Results are in from the second round of parliamentary elections in the Gulf state of Bahrain. While Islamist candidates did well in the first round of elections last week, this round gave secular candidates a slight majority in the first elected legislature in Bahrain in nearly 30 years.

Secular candidates have secured 21 of the 40 parliament seats up for election. Sunni and Shiite Islamic parties have taken the rest. Bahrain's parliament has a total of 80 seats, but half of them are filled by members of a so-called consultative council that is appointed by the king, Sheikh Hamad bin Isa al-Khalifa.

Bahrain is the only Gulf country where women are allowed to vote and to run for office, but no women were elected to the legislature.
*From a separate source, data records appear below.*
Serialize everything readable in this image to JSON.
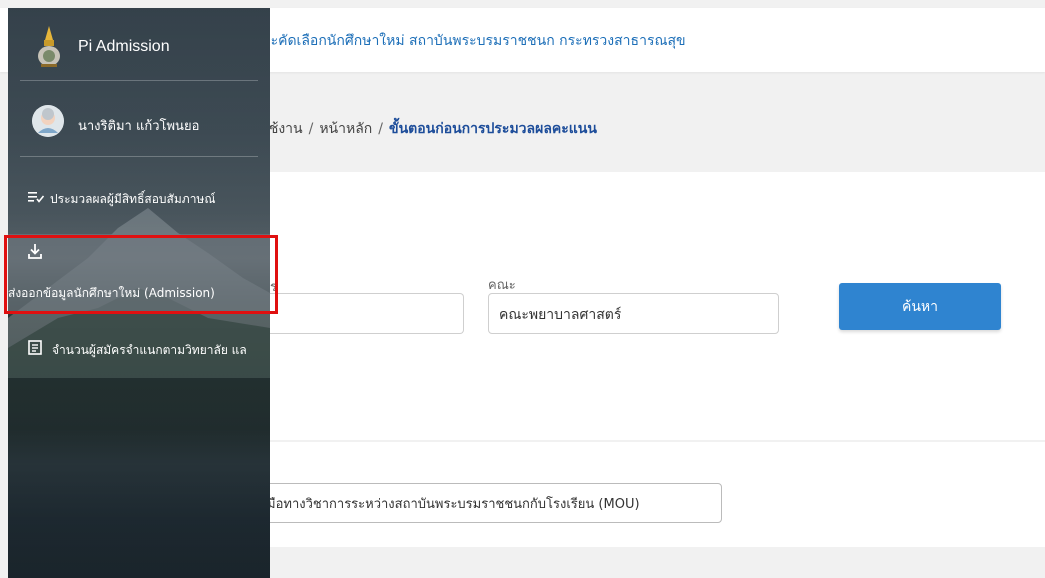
{
  "header": {
    "title": "ละคัดเลือกนักศึกษาใหม่ สถาบันพระบรมราชชนก กระทรวงสาธารณสุข"
  },
  "breadcrumb": {
    "items": [
      "ใช้งาน",
      "หน้าหลัก"
    ],
    "separator": "/",
    "current": "ขั้นตอนก่อนการประมวลผลคะแนน"
  },
  "filters": {
    "partial_label": "ร",
    "faculty_label": "คณะ",
    "faculty_value": "คณะพยาบาลศาสตร์",
    "search_label": "ค้นหา"
  },
  "mou": {
    "button_label": "มือทางวิชาการระหว่างสถาบันพระบรมราชชนกกับโรงเรียน (MOU)"
  },
  "sidebar": {
    "brand": "Pi Admission",
    "user": "นางริติมา แก้วโพนยอ",
    "items": [
      {
        "label": "ประมวลผลผู้มีสิทธิ์สอบสัมภาษณ์",
        "icon": "list-check-icon"
      },
      {
        "label": "ส่งออกข้อมูลนักศึกษาใหม่ (Admission)",
        "icon": "download-icon",
        "active": true
      },
      {
        "label": "จำนวนผู้สมัครจำแนกตามวิทยาลัย แล",
        "icon": "document-icon"
      }
    ]
  },
  "colors": {
    "accent": "#2f84d0",
    "highlight": "#e01010",
    "header_text": "#1d6fb8"
  }
}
Two women candidates who advanced, out of eight who competed in the first round, failed to win seats Thursday. Bahrain's Minister of Information Nabil al Hamer told a Western news agency he was sad no women won, but that the results must be accepted.

Even though some Shiite Muslims called for a boycott of the elections, saying they wanted Bahrain to return to old constitution rules, officials said voter turnout in the first round was more then 53 percent. No figures have been released on the turnout for Thursday's second round.

The legislative elections were Bahrain's first in almost three decades. A constitution approved in 1973 called for all members of parliaments to be elected, but two years later, the former king dissolved the parliament.

Since King Hamad came to power three years ago, Bahrain has been moving toward democracy, in the region dominated by conservative politics and traditional rulers.

But opposition groups say the democratization process is far from complete. They are upset that the members of the appointed consultative council have as much power as those who were elected.